Analysis of allele-specific contact sites of natural HLA-DR17 ligands.

The sequence motif of peptide ligands naturally associated with DR17 has indicated conserved residues at the relative positions P1-P4-P6-P 8.9 or 10. Eight naturally processed DR17 ligands were synthesized to study the role of conserved residues in DR17 binding. In their majority, they showed an excellent ability to bind to purified DR17 molecules. Binding experiments with variant peptides confirmed aspartate as the DR17-specific contact site at P4. In addition, hydrophobic or aromatic residues at P1 and P9, probably interacting with the NH2- and COOH-terminal pockets, and lysine or chemically related amino acids at P6 were important for binding.

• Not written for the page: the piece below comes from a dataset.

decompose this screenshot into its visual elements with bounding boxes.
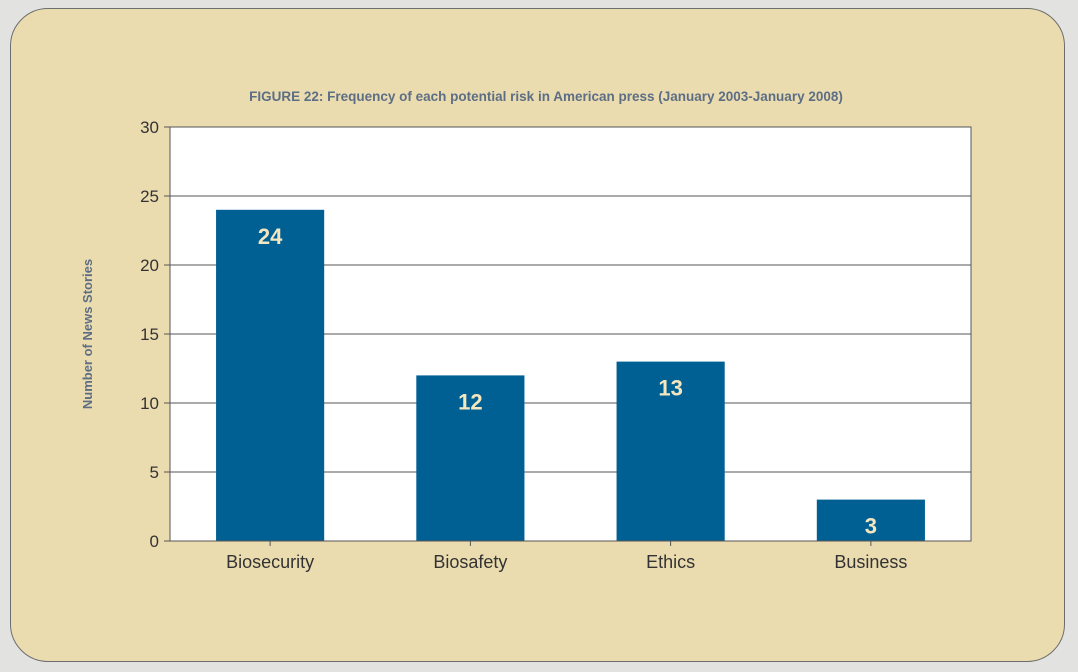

A core peptide of 10 amino acids, bordered by the terminal contact sites, is sufficient, although the ability to bind is reduced approximately 10-fold compared with the binding capacity of the natural ligand. Ala substitution of flanking stretches at either end completely restores the binding capacity to that of the natural ligand. This suggests that regions flanking the peptide core contribute to the binding strength nonspecifically, i.e., by forming H-bonds to MHC molecules. Natural DR1 and DR12 ligands like HLA-A2 (103-117) and transferrin receptor (140-156) failed to bind to DR17 molecules. However, substituting leucine for aspartate at P4 transformed DR1 and DR12 ligands into excellent DR17 binders. This conversion, enabled by a single amino acid substitution, emphasizes the importance of aspartate as the DR17-specific contact site and suggests that terminal contact residues are shared among DR1, DR12, and DR17 ligands. In contrast, additional aspartates introduced next to the contact site at P4 impaired the binding capacity. Regarding this specific role of asparate we expect that DR17-specific ligands will be rarely found among "promiscuous" peptides binding to several different DR molecules.